Data-Driven Demand-Side Flexibility Quantification: Prediction and Approximation of Flexibility Envelopes
Nami Hekmat, Hanmin Cai, Thierry Zufferey, Gabriela Hug, Philipp Heer
TL;DR
The paper tackles the challenge of real-time, scalable quantification of residential energy flexibility by introducing a data-driven workflow that replaces iterative optimization with machine learning-based prediction of the flexibility envelope and a probabilistic PDF-based envelope approximation. The approach leverages historical results from the existing optimization framework to train multiple predictors (Linear, KNN, SVM, AdaBoost) and to approximate envelopes via 2D Normal, 2D Skewed Normal, and 3D Gaussian Mixture Models, thereby reducing online computation by up to an order of magnitude and communication load by over a factor of six. Case-study data from the NEST building demonstrate that AdaBoost provides the best predictive accuracy, while 2D-SND and 3D-GMM offer favorable trade-offs between accuracy, parameter count, and speed for envelope communication. The proposed pipeline enables real-time, large-scale deployment of flexibility management, with significant practical impact for active distribution grids and DSOs, and points to future work on improving data efficiency and scalability.
Abstract
Real-time quantification of residential building energy flexibility is needed to enable a cost-efficient operation of active distribution grids.
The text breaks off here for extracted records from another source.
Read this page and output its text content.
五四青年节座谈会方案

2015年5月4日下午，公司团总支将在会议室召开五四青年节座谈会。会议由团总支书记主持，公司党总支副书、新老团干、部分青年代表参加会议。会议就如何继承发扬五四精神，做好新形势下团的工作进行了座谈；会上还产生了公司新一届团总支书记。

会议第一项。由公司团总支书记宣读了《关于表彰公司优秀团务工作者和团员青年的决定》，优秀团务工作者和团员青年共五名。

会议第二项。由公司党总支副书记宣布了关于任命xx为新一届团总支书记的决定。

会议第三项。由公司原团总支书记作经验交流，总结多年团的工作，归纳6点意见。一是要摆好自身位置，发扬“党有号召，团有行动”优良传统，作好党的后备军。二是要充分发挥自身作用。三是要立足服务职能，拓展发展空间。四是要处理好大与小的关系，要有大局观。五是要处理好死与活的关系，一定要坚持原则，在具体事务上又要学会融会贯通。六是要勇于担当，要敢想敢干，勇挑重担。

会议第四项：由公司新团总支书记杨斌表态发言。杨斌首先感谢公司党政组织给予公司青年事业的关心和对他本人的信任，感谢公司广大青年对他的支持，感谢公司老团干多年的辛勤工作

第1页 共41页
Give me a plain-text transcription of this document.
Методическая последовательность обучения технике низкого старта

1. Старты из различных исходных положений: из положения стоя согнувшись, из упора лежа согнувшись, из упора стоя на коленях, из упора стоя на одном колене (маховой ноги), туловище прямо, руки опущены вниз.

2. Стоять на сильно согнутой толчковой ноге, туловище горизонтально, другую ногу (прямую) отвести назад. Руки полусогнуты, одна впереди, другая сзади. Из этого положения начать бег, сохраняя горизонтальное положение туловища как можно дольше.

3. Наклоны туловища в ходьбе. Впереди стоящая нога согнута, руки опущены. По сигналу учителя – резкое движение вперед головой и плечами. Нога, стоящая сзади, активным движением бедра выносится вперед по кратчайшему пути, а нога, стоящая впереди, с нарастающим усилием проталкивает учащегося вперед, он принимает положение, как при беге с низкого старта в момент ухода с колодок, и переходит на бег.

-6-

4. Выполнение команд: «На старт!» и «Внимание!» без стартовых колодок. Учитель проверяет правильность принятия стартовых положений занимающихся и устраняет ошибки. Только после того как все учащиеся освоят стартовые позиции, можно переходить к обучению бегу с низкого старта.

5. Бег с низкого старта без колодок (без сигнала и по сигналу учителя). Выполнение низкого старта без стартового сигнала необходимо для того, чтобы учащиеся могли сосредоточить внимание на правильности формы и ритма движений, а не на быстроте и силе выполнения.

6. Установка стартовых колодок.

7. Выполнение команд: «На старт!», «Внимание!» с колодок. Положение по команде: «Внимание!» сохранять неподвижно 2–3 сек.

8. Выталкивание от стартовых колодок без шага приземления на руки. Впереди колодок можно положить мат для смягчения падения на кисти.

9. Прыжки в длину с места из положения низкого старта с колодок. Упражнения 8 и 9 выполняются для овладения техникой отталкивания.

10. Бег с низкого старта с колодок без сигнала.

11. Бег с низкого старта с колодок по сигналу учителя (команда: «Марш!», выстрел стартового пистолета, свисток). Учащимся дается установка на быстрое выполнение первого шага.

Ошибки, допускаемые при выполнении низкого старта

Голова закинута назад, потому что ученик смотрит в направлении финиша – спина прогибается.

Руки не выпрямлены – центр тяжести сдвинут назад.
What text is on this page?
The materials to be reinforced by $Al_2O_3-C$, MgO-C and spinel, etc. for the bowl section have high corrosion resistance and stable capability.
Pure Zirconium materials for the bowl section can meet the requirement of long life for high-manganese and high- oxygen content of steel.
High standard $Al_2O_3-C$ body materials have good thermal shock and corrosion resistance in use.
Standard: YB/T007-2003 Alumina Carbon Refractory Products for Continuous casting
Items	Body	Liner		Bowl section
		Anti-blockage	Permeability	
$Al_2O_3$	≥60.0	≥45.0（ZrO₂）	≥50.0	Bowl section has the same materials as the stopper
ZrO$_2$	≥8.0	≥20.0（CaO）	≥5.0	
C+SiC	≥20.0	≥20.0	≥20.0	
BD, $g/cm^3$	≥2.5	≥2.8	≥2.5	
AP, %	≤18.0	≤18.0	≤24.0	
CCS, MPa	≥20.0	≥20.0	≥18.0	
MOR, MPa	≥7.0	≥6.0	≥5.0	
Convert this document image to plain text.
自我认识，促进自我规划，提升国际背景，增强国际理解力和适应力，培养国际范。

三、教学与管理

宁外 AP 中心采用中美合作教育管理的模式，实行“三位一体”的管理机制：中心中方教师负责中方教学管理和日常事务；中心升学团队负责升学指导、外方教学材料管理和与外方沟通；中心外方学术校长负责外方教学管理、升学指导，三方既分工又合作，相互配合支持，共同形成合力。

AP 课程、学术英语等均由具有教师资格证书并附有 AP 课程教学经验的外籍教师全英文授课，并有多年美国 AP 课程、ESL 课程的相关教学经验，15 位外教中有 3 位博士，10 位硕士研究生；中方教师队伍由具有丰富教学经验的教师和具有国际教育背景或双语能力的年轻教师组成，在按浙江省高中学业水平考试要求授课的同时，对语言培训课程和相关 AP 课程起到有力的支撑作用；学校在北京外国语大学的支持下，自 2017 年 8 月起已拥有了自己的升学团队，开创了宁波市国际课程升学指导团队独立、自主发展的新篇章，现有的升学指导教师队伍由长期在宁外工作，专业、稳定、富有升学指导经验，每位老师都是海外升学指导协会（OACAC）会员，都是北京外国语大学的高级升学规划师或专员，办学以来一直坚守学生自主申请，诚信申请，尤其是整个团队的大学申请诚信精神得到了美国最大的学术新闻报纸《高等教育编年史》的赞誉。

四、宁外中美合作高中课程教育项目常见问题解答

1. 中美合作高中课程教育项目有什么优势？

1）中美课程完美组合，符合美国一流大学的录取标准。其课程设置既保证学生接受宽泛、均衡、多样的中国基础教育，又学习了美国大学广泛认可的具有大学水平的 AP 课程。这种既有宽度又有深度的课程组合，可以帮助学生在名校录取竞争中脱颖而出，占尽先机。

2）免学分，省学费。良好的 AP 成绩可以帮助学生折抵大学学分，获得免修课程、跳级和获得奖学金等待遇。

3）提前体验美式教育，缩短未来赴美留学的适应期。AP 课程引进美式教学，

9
A promising means is to use the so-called flexibility envelope concept to represent the time-dependent and inter-temporally coupled flexibility potential. However, existing optimization-based quantification entails high computational burdens limiting flexibility utilization in real-time applications, and a more computationally efficient quantification approach is desired. Additionally, the communication of a flexibility envelope to system operators in its original form is data-intensive. In order to address the computational burdens, this paper first trains several machine learning models based on historical quantification results for online use. Subsequently, probability distribution functions are proposed to approximate the flexibility envelopes with significantly fewer parameters, which can be communicated to system operators instead of the original flexibility envelope. The results show that the most promising prediction and approximation approaches allow for a minimum reduction of the computational burden by a factor of 9 and of the communication load by a factor of 6.6, respectively.